See the package.json script for more details as to what's
going on under the hood.
# Builds a release exe
pnpm build
# Linux:
# The release exe and deb package are up in the workspace.
stat ../target/release/firezone
stat ../target/release/bundle/deb/*.deb
# Windows:
# The release exe and MSI installer should be up in the workspace.
# The exe can run without being installed
stat ../target/release/Firezone.exe
stat ../target/release/bundle/msi/Firezone_0.0.0_x64_en-US.msi
Signing the Windows MSI in GitHub CI
The MSI is signed in GitHub CI using the firezone/firezone repository's
secrets. This was originally set up using these guides for inspiration:
- https://melatonin.dev/blog/how-to-code-sign-windows-installers-with-an-ev-cert-on-github-actions/
- https://support.globalsign.com/code-signing/code-signing-using-azure-key-vault
Renewing / issuing a new code signing certificate and associated Azure entities is outside the scope of this section. Use the guides above if this needs to be done.

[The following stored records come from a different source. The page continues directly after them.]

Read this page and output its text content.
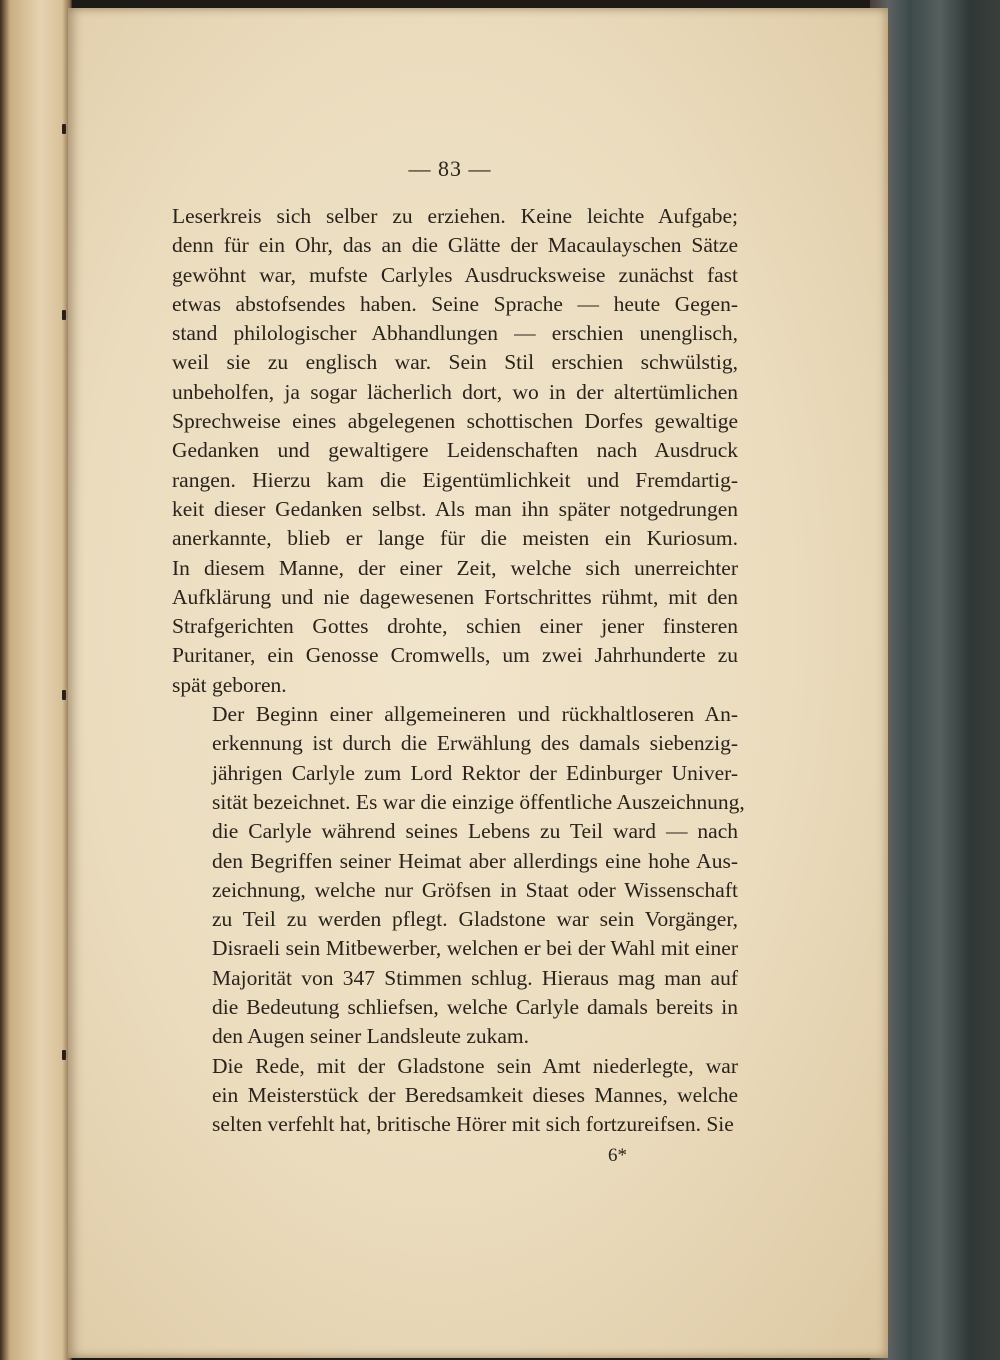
— 83 —
Leserkreis sich selber zu erziehen. Keine leichte Aufgabe;
denn für ein Ohr, das an die Glätte der Macaulayschen Sätze
gewöhnt war, mufste Carlyles Ausdrucksweise zunächst fast
etwas abstofsendes haben. Seine Sprache — heute Gegen-
stand philologischer Abhandlungen — erschien unenglisch,
weil sie zu englisch war. Sein Stil erschien schwülstig,
unbeholfen, ja sogar lächerlich dort, wo in der altertümlichen
Sprechweise eines abgelegenen schottischen Dorfes gewaltige
Gedanken und gewaltigere Leidenschaften nach Ausdruck
rangen. Hierzu kam die Eigentümlichkeit und Fremdartig-
keit dieser Gedanken selbst. Als man ihn später notgedrungen
anerkannte, blieb er lange für die meisten ein Kuriosum.
In diesem Manne, der einer Zeit, welche sich unerreichter
Aufklärung und nie dagewesenen Fortschrittes rühmt, mit den
Strafgerichten Gottes drohte, schien einer jener finsteren
Puritaner, ein Genosse Cromwells, um zwei Jahrhunderte zu
spät geboren.
Der Beginn einer allgemeineren und rückhaltloseren An-
erkennung ist durch die Erwählung des damals siebenzig-
jährigen Carlyle zum Lord Rektor der Edinburger Univer-
sität bezeichnet. Es war die einzige öffentliche Auszeichnung,
die Carlyle während seines Lebens zu Teil ward — nach
den Begriffen seiner Heimat aber allerdings eine hohe Aus-
zeichnung, welche nur Gröfsen in Staat oder Wissenschaft
zu Teil zu werden pflegt. Gladstone war sein Vorgänger,
Disraeli sein Mitbewerber, welchen er bei der Wahl mit einer
Majorität von 347 Stimmen schlug. Hieraus mag man auf
die Bedeutung schliefsen, welche Carlyle damals bereits in
den Augen seiner Landsleute zukam.
Die Rede, mit der Gladstone sein Amt niederlegte, war
ein Meisterstück der Beredsamkeit dieses Mannes, welche
selten verfehlt hat, britische Hörer mit sich fortzureifsen. Sie
6*
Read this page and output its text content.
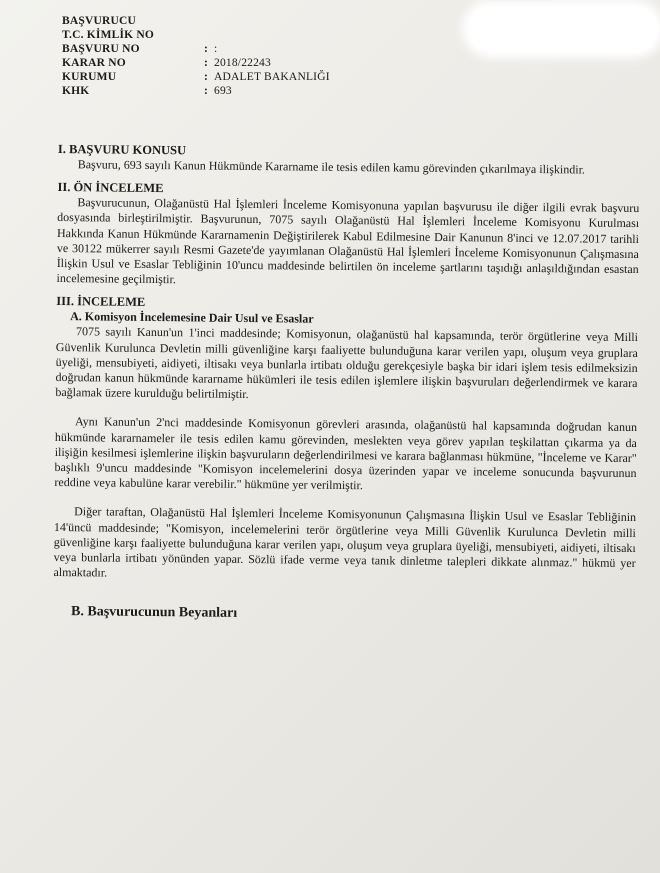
BAŞVURUCU
T.C. KİMLİK NO
BAŞVURU NO	: :
KARAR NO	: 2018/22243
KURUMU	: ADALET BAKANLIĞI
KHK	: 693
I. BAŞVURU KONUSU

Başvuru, 693 sayılı Kanun Hükmünde Kararname ile tesis edilen kamu görevinden çıkarılmaya ilişkindir.

II. ÖN İNCELEME

Başvurucunun, Olağanüstü Hal İşlemleri İnceleme Komisyonuna yapılan başvurusu ile diğer ilgili evrak başvuru dosyasında birleştirilmiştir. Başvurunun, 7075 sayılı Olağanüstü Hal İşlemleri İnceleme Komisyonu Kurulması Hakkında Kanun Hükmünde Kararnamenin Değiştirilerek Kabul Edilmesine Dair Kanunun 8'inci ve 12.07.2017 tarihli ve 30122 mükerrer sayılı Resmi Gazete'de yayımlanan Olağanüstü Hal İşlemleri İnceleme Komisyonunun Çalışmasına İlişkin Usul ve Esaslar Tebliğinin 10'uncu maddesinde belirtilen ön inceleme şartlarını taşıdığı anlaşıldığından esastan incelemesine geçilmiştir.

III. İNCELEME
A. Komisyon İncelemesine Dair Usul ve Esaslar

7075 sayılı Kanun'un 1'inci maddesinde; Komisyonun, olağanüstü hal kapsamında, terör örgütlerine veya Milli Güvenlik Kurulunca Devletin milli güvenliğine karşı faaliyette bulunduğuna karar verilen yapı, oluşum veya gruplara üyeliği, mensubiyeti, aidiyeti, iltisakı veya bunlarla irtibatı olduğu gerekçesiyle başka bir idari işlem tesis edilmeksizin doğrudan kanun hükmünde kararname hükümleri ile tesis edilen işlemlere ilişkin başvuruları değerlendirmek ve karara bağlamak üzere kurulduğu belirtilmiştir.

Aynı Kanun'un 2'nci maddesinde Komisyonun görevleri arasında, olağanüstü hal kapsamında doğrudan kanun hükmünde kararnameler ile tesis edilen kamu görevinden, meslekten veya görev yapılan teşkilattan çıkarma ya da ilişiğin kesilmesi işlemlerine ilişkin başvuruların değerlendirilmesi ve karara bağlanması hükmüne, "İnceleme ve Karar" başlıklı 9'uncu maddesinde "Komisyon incelemelerini dosya üzerinden yapar ve inceleme sonucunda başvurunun reddine veya kabulüne karar verebilir." hükmüne yer verilmiştir.

Diğer taraftan, Olağanüstü Hal İşlemleri İnceleme Komisyonunun Çalışmasına İlişkin Usul ve Esaslar Tebliğinin 14'üncü maddesinde; "Komisyon, incelemelerini terör örgütlerine veya Milli Güvenlik Kurulunca Devletin milli güvenliğine karşı faaliyette bulunduğuna karar verilen yapı, oluşum veya gruplara üyeliği, mensubiyeti, aidiyeti, iltisakı veya bunlarla irtibatı yönünden yapar. Sözlü ifade verme veya tanık dinletme talepleri dikkate alınmaz." hükmü yer almaktadır.

B. Başvurucunun Beyanları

Instead, you'll most likely simply need to rotate the Azure CodeSigning Application's client secret.
To do so, login to the Azure portal using your @firezoneprod.onmicrosoft.com account.

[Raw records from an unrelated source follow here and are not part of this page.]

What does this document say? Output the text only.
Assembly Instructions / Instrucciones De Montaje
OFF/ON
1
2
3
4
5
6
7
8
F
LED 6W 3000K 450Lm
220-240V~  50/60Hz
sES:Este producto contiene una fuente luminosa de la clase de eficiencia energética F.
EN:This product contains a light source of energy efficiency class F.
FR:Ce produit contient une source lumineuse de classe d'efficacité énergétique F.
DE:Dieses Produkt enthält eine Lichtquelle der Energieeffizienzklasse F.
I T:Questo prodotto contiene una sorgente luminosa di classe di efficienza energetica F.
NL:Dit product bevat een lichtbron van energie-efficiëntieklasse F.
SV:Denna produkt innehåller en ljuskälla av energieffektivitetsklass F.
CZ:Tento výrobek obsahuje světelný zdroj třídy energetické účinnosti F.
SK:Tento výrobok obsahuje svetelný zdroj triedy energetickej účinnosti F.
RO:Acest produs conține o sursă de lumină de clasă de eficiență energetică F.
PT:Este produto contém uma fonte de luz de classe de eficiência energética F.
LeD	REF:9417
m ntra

Try to access it via the following deep-link.
If that doesn't work:
- Go to the
Microsoft Entra IDservice - Click on
App Registrations - Make sure the tab
All applicationsis selected - Find and navigate to the
CodeSigningapp registration - Client on
client credentials - Click
New client secret - Note down the secret value. This should be entered into the GitHub repository's secrets as
AZURE_CLIENT_SECRET.
Running
From this dir:
# This will start the frontend tools in watch mode and then run `tauri dev`
pnpm dev
# You can call debug subcommands on the exe from this directory too
# e.g. this is equivalent to `cargo run -- debug hostname`
cargo tauri dev -- -- debug hostname
# The exe is up in the workspace
stat ../target/debug/Firezone.exe
The app's config and logs will be stored at
C:\Users\$USER\AppData\Local\dev.firezone.client.
Platform support
Ubuntu 22.04 and newer is supported.
Tauri says it should work on Windows 10, Version 1803 and up. Older versions may work if you manually install WebView2
x86_64 architecture is supported for Windows. aarch64 and x86_64 are supported for Linux.